Alunas de uma escola pública no subúrbio de Salvador, elas cursam o 7º e 6º ano, respectivamente. Ainda que o investimento para adequar toda a estrutura das escolas chegue a cifras milionárias – inclusive, em instituições de ensino baianas – o fato é que Juliana não está convencida. “Eu não posso perder as minhas filhas para esse vírus”, reforça.

A lista de medidas que as escolas se comprometem a adotar, de modo a prevenir a contaminação pelo novo coronavírus parece pequena, diante das normas e diretrizes presentes nas 41 páginas do Manual sobre Biossegurança para a reabertura das Escolas no contexto da covid-19, elaborado pela Escola Politécnica de Saúde Joaquim Venâncio (EPSJV/Fiocruz). 

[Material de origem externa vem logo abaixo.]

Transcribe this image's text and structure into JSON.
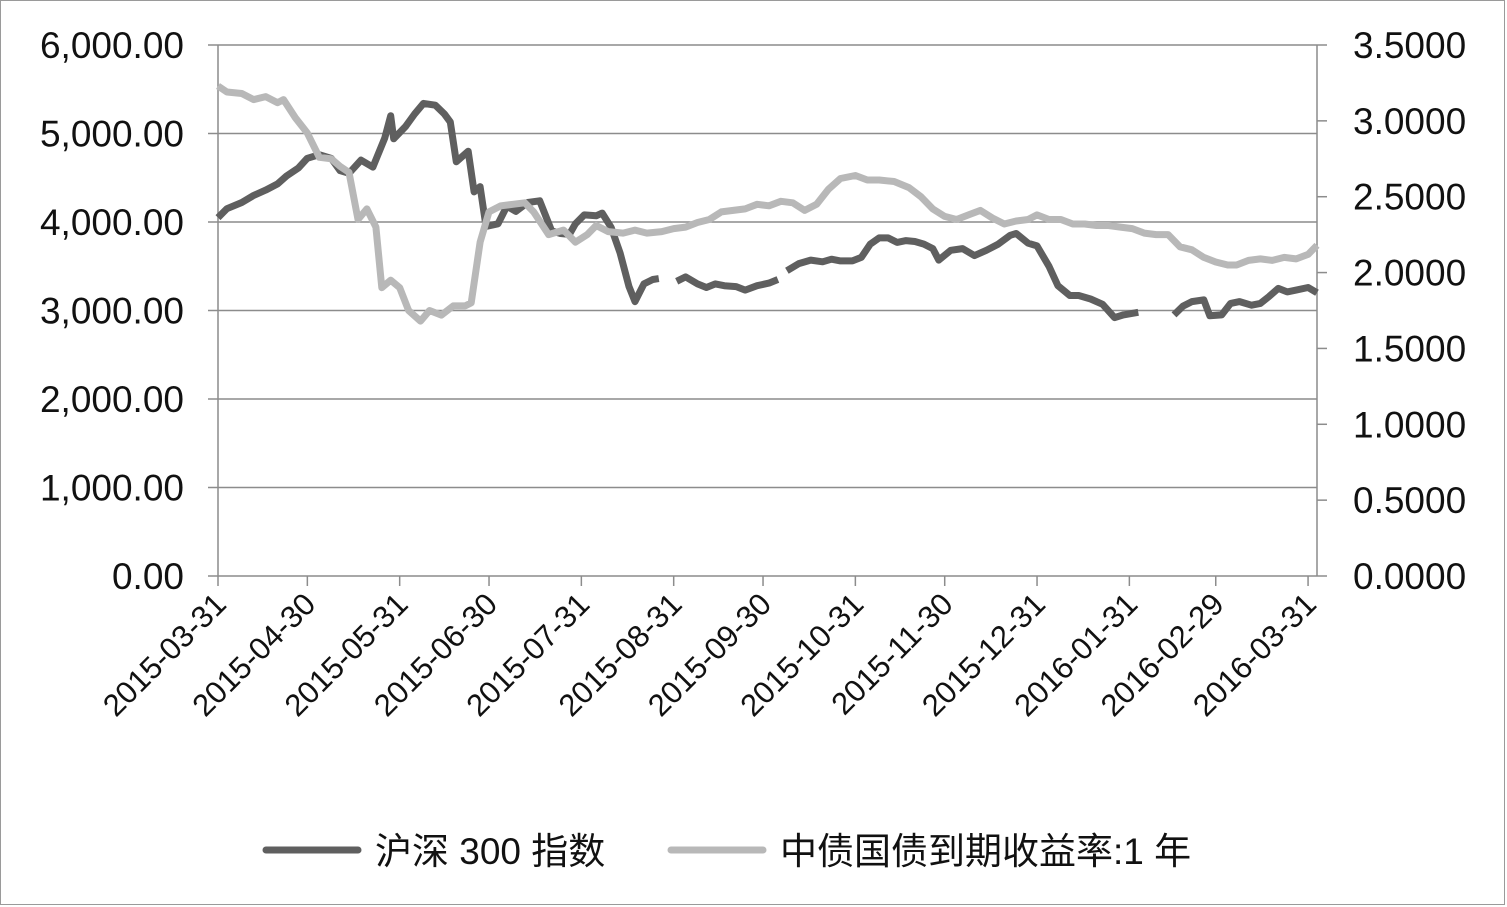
{
  "chart_data": {
    "type": "line",
    "title": "",
    "xlabel": "",
    "ylabel": "",
    "y2label": "",
    "x_tick_labels": [
      "2015-03-31",
      "2015-04-30",
      "2015-05-31",
      "2015-06-30",
      "2015-07-31",
      "2015-08-31",
      "2015-09-30",
      "2015-10-31",
      "2015-11-30",
      "2015-12-31",
      "2016-01-31",
      "2016-02-29",
      "2016-03-31"
    ],
    "y_left_ticks": [
      "0.00",
      "1,000.00",
      "2,000.00",
      "3,000.00",
      "4,000.00",
      "5,000.00",
      "6,000.00"
    ],
    "y_right_ticks": [
      "0.0000",
      "0.5000",
      "1.0000",
      "1.5000",
      "2.0000",
      "2.5000",
      "3.0000",
      "3.5000"
    ],
    "ylim": [
      0,
      6000
    ],
    "y2lim": [
      0,
      3.5
    ],
    "grid": true,
    "legend_position": "bottom",
    "series": [
      {
        "name": "沪深 300 指数",
        "axis": "left",
        "color": "#5f5f5f",
        "points": [
          [
            "2015-03-31",
            4050
          ],
          [
            "2015-04-03",
            4150
          ],
          [
            "2015-04-08",
            4220
          ],
          [
            "2015-04-12",
            4300
          ],
          [
            "2015-04-16",
            4360
          ],
          [
            "2015-04-20",
            4430
          ],
          [
            "2015-04-23",
            4520
          ],
          [
            "2015-04-27",
            4610
          ],
          [
            "2015-04-30",
            4720
          ],
          [
            "2015-05-04",
            4760
          ],
          [
            "2015-05-08",
            4720
          ],
          [
            "2015-05-11",
            4580
          ],
          [
            "2015-05-14",
            4550
          ],
          [
            "2015-05-18",
            4700
          ],
          [
            "2015-05-22",
            4620
          ],
          [
            "2015-05-26",
            4950
          ],
          [
            "2015-05-28",
            5200
          ],
          [
            "2015-05-29",
            4940
          ],
          [
            "2015-06-02",
            5080
          ],
          [
            "2015-06-05",
            5220
          ],
          [
            "2015-06-08",
            5340
          ],
          [
            "2015-06-12",
            5320
          ],
          [
            "2015-06-15",
            5220
          ],
          [
            "2015-06-17",
            5130
          ],
          [
            "2015-06-19",
            4680
          ],
          [
            "2015-06-23",
            4800
          ],
          [
            "2015-06-25",
            4340
          ],
          [
            "2015-06-27",
            4400
          ],
          [
            "2015-06-29",
            3950
          ],
          [
            "2015-07-03",
            3980
          ],
          [
            "2015-07-06",
            4180
          ],
          [
            "2015-07-09",
            4120
          ],
          [
            "2015-07-13",
            4220
          ],
          [
            "2015-07-17",
            4240
          ],
          [
            "2015-07-21",
            3900
          ],
          [
            "2015-07-24",
            3870
          ],
          [
            "2015-07-27",
            3860
          ],
          [
            "2015-07-29",
            3980
          ],
          [
            "2015-08-01",
            4080
          ],
          [
            "2015-08-05",
            4070
          ],
          [
            "2015-08-07",
            4100
          ],
          [
            "2015-08-10",
            3940
          ],
          [
            "2015-08-13",
            3650
          ],
          [
            "2015-08-16",
            3270
          ],
          [
            "2015-08-18",
            3100
          ],
          [
            "2015-08-21",
            3300
          ],
          [
            "2015-08-24",
            3350
          ],
          [
            "2015-08-26",
            3360
          ],
          null,
          [
            "2015-09-01",
            3330
          ],
          [
            "2015-09-04",
            3380
          ],
          [
            "2015-09-08",
            3300
          ],
          [
            "2015-09-11",
            3260
          ],
          [
            "2015-09-14",
            3300
          ],
          [
            "2015-09-17",
            3280
          ],
          [
            "2015-09-21",
            3270
          ],
          [
            "2015-09-24",
            3230
          ],
          [
            "2015-09-28",
            3280
          ],
          [
            "2015-10-02",
            3310
          ],
          [
            "2015-10-05",
            3350
          ],
          null,
          [
            "2015-10-08",
            3450
          ],
          [
            "2015-10-12",
            3530
          ],
          [
            "2015-10-16",
            3570
          ],
          [
            "2015-10-20",
            3550
          ],
          [
            "2015-10-23",
            3580
          ],
          [
            "2015-10-26",
            3560
          ],
          [
            "2015-10-30",
            3560
          ],
          [
            "2015-11-02",
            3600
          ],
          [
            "2015-11-05",
            3750
          ],
          [
            "2015-11-08",
            3820
          ],
          [
            "2015-11-11",
            3820
          ],
          [
            "2015-11-14",
            3770
          ],
          [
            "2015-11-17",
            3790
          ],
          [
            "2015-11-20",
            3780
          ],
          [
            "2015-11-23",
            3750
          ],
          [
            "2015-11-26",
            3700
          ],
          [
            "2015-11-28",
            3570
          ],
          [
            "2015-12-02",
            3680
          ],
          [
            "2015-12-06",
            3700
          ],
          [
            "2015-12-10",
            3620
          ],
          [
            "2015-12-14",
            3680
          ],
          [
            "2015-12-18",
            3750
          ],
          [
            "2015-12-22",
            3850
          ],
          [
            "2015-12-24",
            3870
          ],
          [
            "2015-12-28",
            3760
          ],
          [
            "2015-12-31",
            3730
          ],
          [
            "2016-01-04",
            3500
          ],
          [
            "2016-01-07",
            3280
          ],
          [
            "2016-01-11",
            3170
          ],
          [
            "2016-01-14",
            3170
          ],
          [
            "2016-01-18",
            3130
          ],
          [
            "2016-01-22",
            3070
          ],
          [
            "2016-01-26",
            2920
          ],
          [
            "2016-01-29",
            2950
          ],
          [
            "2016-02-03",
            2980
          ],
          null,
          [
            "2016-02-15",
            2950
          ],
          [
            "2016-02-18",
            3050
          ],
          [
            "2016-02-21",
            3100
          ],
          [
            "2016-02-25",
            3120
          ],
          [
            "2016-02-27",
            2940
          ],
          [
            "2016-03-02",
            2950
          ],
          [
            "2016-03-05",
            3080
          ],
          [
            "2016-03-08",
            3100
          ],
          [
            "2016-03-12",
            3060
          ],
          [
            "2016-03-15",
            3080
          ],
          [
            "2016-03-18",
            3160
          ],
          [
            "2016-03-21",
            3250
          ],
          [
            "2016-03-24",
            3210
          ],
          [
            "2016-03-27",
            3230
          ],
          [
            "2016-03-31",
            3260
          ],
          [
            "2016-04-03",
            3200
          ]
        ]
      },
      {
        "name": "中债国债到期收益率:1 年",
        "axis": "right",
        "color": "#b8b8b8",
        "points": [
          [
            "2015-03-31",
            3.23
          ],
          [
            "2015-04-03",
            3.19
          ],
          [
            "2015-04-08",
            3.18
          ],
          [
            "2015-04-12",
            3.14
          ],
          [
            "2015-04-16",
            3.16
          ],
          [
            "2015-04-20",
            3.12
          ],
          [
            "2015-04-22",
            3.14
          ],
          [
            "2015-04-26",
            3.02
          ],
          [
            "2015-04-30",
            2.92
          ],
          [
            "2015-05-04",
            2.76
          ],
          [
            "2015-05-08",
            2.75
          ],
          [
            "2015-05-11",
            2.7
          ],
          [
            "2015-05-14",
            2.66
          ],
          [
            "2015-05-17",
            2.35
          ],
          [
            "2015-05-20",
            2.42
          ],
          [
            "2015-05-23",
            2.3
          ],
          [
            "2015-05-25",
            1.9
          ],
          [
            "2015-05-28",
            1.95
          ],
          [
            "2015-05-31",
            1.9
          ],
          [
            "2015-06-03",
            1.75
          ],
          [
            "2015-06-07",
            1.68
          ],
          [
            "2015-06-10",
            1.75
          ],
          [
            "2015-06-14",
            1.72
          ],
          [
            "2015-06-18",
            1.78
          ],
          [
            "2015-06-22",
            1.78
          ],
          [
            "2015-06-24",
            1.8
          ],
          [
            "2015-06-27",
            2.2
          ],
          [
            "2015-06-30",
            2.4
          ],
          [
            "2015-07-04",
            2.44
          ],
          [
            "2015-07-08",
            2.45
          ],
          [
            "2015-07-12",
            2.46
          ],
          [
            "2015-07-15",
            2.4
          ],
          [
            "2015-07-20",
            2.25
          ],
          [
            "2015-07-25",
            2.28
          ],
          [
            "2015-07-29",
            2.2
          ],
          [
            "2015-08-02",
            2.25
          ],
          [
            "2015-08-05",
            2.31
          ],
          [
            "2015-08-09",
            2.27
          ],
          [
            "2015-08-14",
            2.26
          ],
          [
            "2015-08-18",
            2.28
          ],
          [
            "2015-08-22",
            2.26
          ],
          [
            "2015-08-27",
            2.27
          ],
          [
            "2015-08-31",
            2.29
          ],
          [
            "2015-09-04",
            2.3
          ],
          [
            "2015-09-08",
            2.33
          ],
          [
            "2015-09-12",
            2.35
          ],
          [
            "2015-09-16",
            2.4
          ],
          [
            "2015-09-20",
            2.41
          ],
          [
            "2015-09-24",
            2.42
          ],
          [
            "2015-09-28",
            2.45
          ],
          [
            "2015-10-02",
            2.44
          ],
          [
            "2015-10-06",
            2.47
          ],
          [
            "2015-10-10",
            2.46
          ],
          [
            "2015-10-14",
            2.41
          ],
          [
            "2015-10-18",
            2.45
          ],
          [
            "2015-10-22",
            2.55
          ],
          [
            "2015-10-26",
            2.62
          ],
          [
            "2015-10-31",
            2.64
          ],
          [
            "2015-11-04",
            2.61
          ],
          [
            "2015-11-08",
            2.61
          ],
          [
            "2015-11-13",
            2.6
          ],
          [
            "2015-11-18",
            2.56
          ],
          [
            "2015-11-22",
            2.5
          ],
          [
            "2015-11-26",
            2.42
          ],
          [
            "2015-11-30",
            2.37
          ],
          [
            "2015-12-04",
            2.35
          ],
          [
            "2015-12-08",
            2.38
          ],
          [
            "2015-12-12",
            2.41
          ],
          [
            "2015-12-16",
            2.36
          ],
          [
            "2015-12-20",
            2.32
          ],
          [
            "2015-12-24",
            2.34
          ],
          [
            "2015-12-28",
            2.35
          ],
          [
            "2015-12-31",
            2.38
          ],
          [
            "2016-01-04",
            2.35
          ],
          [
            "2016-01-08",
            2.35
          ],
          [
            "2016-01-12",
            2.32
          ],
          [
            "2016-01-16",
            2.32
          ],
          [
            "2016-01-20",
            2.31
          ],
          [
            "2016-01-24",
            2.31
          ],
          [
            "2016-01-28",
            2.3
          ],
          [
            "2016-02-01",
            2.29
          ],
          [
            "2016-02-05",
            2.26
          ],
          [
            "2016-02-09",
            2.25
          ],
          [
            "2016-02-13",
            2.25
          ],
          [
            "2016-02-17",
            2.17
          ],
          [
            "2016-02-21",
            2.15
          ],
          [
            "2016-02-25",
            2.1
          ],
          [
            "2016-02-29",
            2.07
          ],
          [
            "2016-03-04",
            2.05
          ],
          [
            "2016-03-07",
            2.05
          ],
          [
            "2016-03-11",
            2.08
          ],
          [
            "2016-03-15",
            2.09
          ],
          [
            "2016-03-19",
            2.08
          ],
          [
            "2016-03-23",
            2.1
          ],
          [
            "2016-03-27",
            2.09
          ],
          [
            "2016-03-31",
            2.12
          ],
          [
            "2016-04-03",
            2.18
          ]
        ]
      }
    ]
  }
}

O material tem como referência documentos de organismos internacionais como a Organização Mundial de Saúde (OMS), Organização das Nações Unidas para a Educação, a Ciência e a Cultura (Unesco) e Centros de Controle e Prevenção de Doenças dos Estados Unidos (CDC).

Lançada recentemente, a cartilha traz um modelo de checklist - sobre sinais e sintomas - de preenchimento diário por parte de toda a comunidade escolar e destaca aspectos de transmissão da doença.  Além disso, ela orienta campanhas de denúncias de fake news sobre o coronavírus, normas sobre condições dos banheiros e a gestão de resíduos sólidos na pandemia.

Coordenadora geral de Ensino Técnico da EPSJV/Fiocruz e uma das autoras do manual, Ingrid D'avilla observa que muitas normas demostravam fragilidade nos planos. “Os protocolos que vinham sendo apresentados - e  muitos dos que nós lemos - tratavam as  escolas como se elas fossem iguais a um comércio”.

No protocolo elaborado pela Federação Nacional das Escolas Particulares (Fenep) constam, por exemplo, 17 itens descritos em cinco páginas.“É como se estas medidas, ainda que absolutamente necessárias, bastassem para reabrir as escolas. A retomada gera outra dinâmica  e se essa abertura não se der em contexto de controle da epidemia, podemos sim, colocar um conjunto de vidas em risco”, completa. Volta ou não volta?  A Fenep, no entanto, rebate o conteúdo do manual. “Tem um monte de entidades lançando documentos. O da Fiocruz é só mais um. O nosso plano traz os 17 itens que são fundamentais. Nenhum protocolo ou manual vai garantir que as pessoas não se contaminem”, afirma o presidente da entidade, Ademar Batista Pereira.

Pereira insiste que as escolas estão preparadas para retomar as aulas presenciais: “hoje nós estamos amarrados à escola pública que não quer voltar. É fácil defender para todo mundo ficar em casa se você não tem compromisso com o resultado e tem o seu salário garantido. A escola privada precisa se mexer”.

O manual da Fiocruz não é um mandatório, ou seja, as escolas não estão obrigadas a segui-lo, mas ele pode ajudar a nortear decisões. “A covid-19 está controlada no território? O sistema de saúde tem condições de garantir retaguarda assistencial, caso a gente tenha um aumento de ocorrências com a flexibilização? A vigilância em saúde pode rastrear a maior parte dos casos e contatos? Estas são três perguntas que devem ser respondidas, não pelas escolas, mas sim, pelas autoridades sanitárias dos municípios e estados”, defende Ingrid D'avilla.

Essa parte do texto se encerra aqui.